However, another $6 million of luxury cars including eight more Mercedes-Benz and a Rolls Royce with varying personalised plates from GOOD to EVIL, GOD, STONED, HACKER and MAFIA, remain locked up by the authorities.

Bram Van Der Kolk gets $10,000 for living expenses and a 2005 Mercedes Benz A170, while the company Megastuff was released $74,000 to pay creditors.

Dotcom is also enjoying relaxed bail conditions which allow him access to the internet and permission to go for a 90 minute swim each day in the pool of the $40 million mansion he rents.

Dotcom has confirmed he will use the new found freedoms to record a dance album - any profits would help pay his legal fees, he said.

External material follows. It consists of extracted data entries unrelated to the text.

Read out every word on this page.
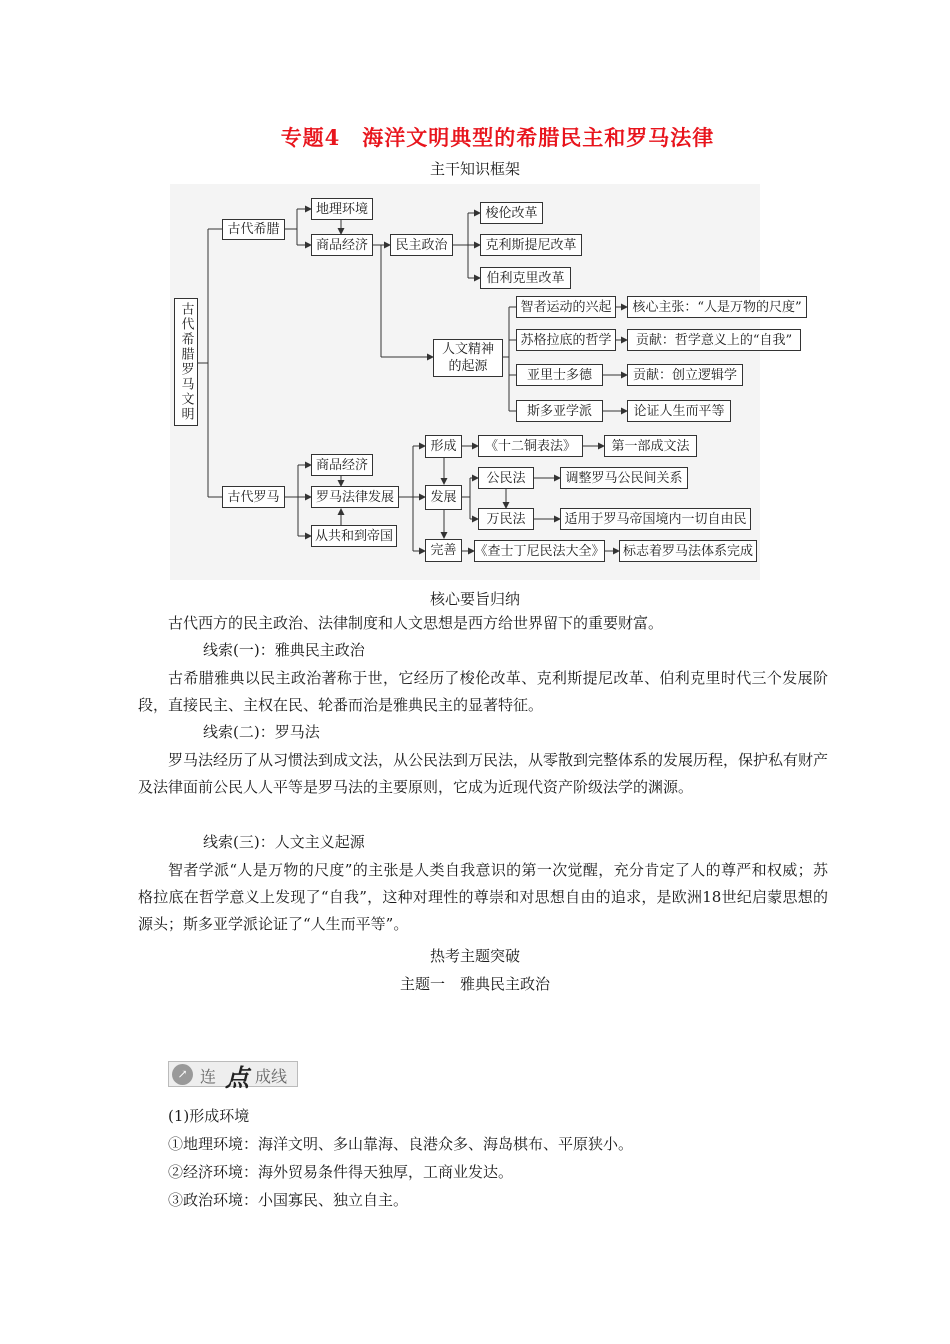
专题4　海洋文明典型的希腊民主和罗马法律
主干知识框架
古代希腊罗马文明
古代希腊
地理环境
商品经济	民主政治
梭伦改革
克利斯提尼改革
伯利克里改革
人文精神的起源
智者运动的兴起	核心主张：“人是万物的尺度”
苏格拉底的哲学	贡献：哲学意义上的“自我”
亚里士多德	贡献：创立逻辑学
斯多亚学派	论证人生而平等
古代罗马
商品经济
罗马法律发展
从共和到帝国
形成	《十二铜表法》	第一部成文法
发展
公民法	调整罗马公民间关系
万民法	适用于罗马帝国境内一切自由民
完善	《查士丁尼民法大全》	标志着罗马法体系完成
核心要旨归纳
古代西方的民主政治、法律制度和人文思想是西方给世界留下的重要财富。
线索(一)：雅典民主政治
古希腊雅典以民主政治著称于世，它经历了梭伦改革、克利斯提尼改革、伯利克里时代三个发展阶段，直接民主、主权在民、轮番而治是雅典民主的显著特征。
线索(二)：罗马法
罗马法经历了从习惯法到成文法，从公民法到万民法，从零散到完整体系的发展历程，保护私有财产及法律面前公民人人平等是罗马法的主要原则，它成为近现代资产阶级法学的渊源。
线索(三)：人文主义起源
智者学派“人是万物的尺度”的主张是人类自我意识的第一次觉醒，充分肯定了人的尊严和权威；苏格拉底在哲学意义上发现了“自我”，这种对理性的尊崇和对思想自由的追求，是欧洲18世纪启蒙思想的源头；斯多亚学派论证了“人生而平等”。
热考主题突破
主题一　雅典民主政治
↗ 连 点 成线
(1)形成环境
①地理环境：海洋文明、多山靠海、良港众多、海岛棋布、平原狭小。
②经济环境：海外贸易条件得天独厚，工商业发达。
③政治环境：小国寡民、独立自主。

Dotcom, 38, the founder of file-sharing company Megaupload, and his three co-accused, Finn Batato, Mathias Ortmann and van der Kolk, all German born, are now awaiting extradition hearings.

Lawyers acting for the US have said they will argue Dotcom should be extradited because he was a member of an organised criminal group, which carries a sentence of five years.

However, in another paperwork mishap, United States district court judge Liam O'Grady, is reported to have said he didn't know if ''we are ever going to have a trial in this matter'' after being told Dotcom's file-sharing company had never been formally served with criminal papers by the US.